Imaginez que grâce au don d’un monsieur qui a ouvert sa porte à un enfant démuni, quelque part au Laos, c’est la vie de 60 000 enfants qui a basculé 50 ans plus tard. Ce monsieur, c’est René Péchard, un homme pudique et d’une grande foi, qui a fondé bien malgré lui Enfants du Mékong.
Quelle était l’intuition fondatrice d’Enfants du Mékong ?
Aucune intuition ! René Péchard n’avait ni plan ni projet humanitaire. Il a simplement dit “oui” à un enfant, puis à un deuxième, un troisième… Entre deux patients, René Péchard, qui était dentiste, leur donnait quelques cours. Lorsqu’il a été contraint de quitter le pays, en 1975, ce sont 350 enfants qui étaient accueillis dans 3 foyers.
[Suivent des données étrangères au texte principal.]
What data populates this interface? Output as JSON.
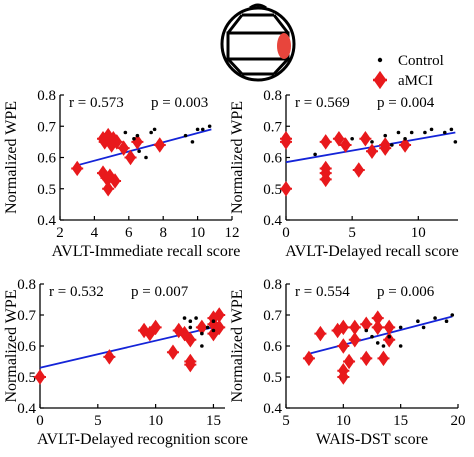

Certains ont pu le suivre en Thaïlande où il est alors venu au secours des familles réfugiées dans les camps. C’est là qu’il a commencé le parrainage pour aider ces familles. Ce système a permis à des familles entières de survivre dans l’enfer des camps.
Aujourd’hui quelles actions, concrètes, menez-vous ?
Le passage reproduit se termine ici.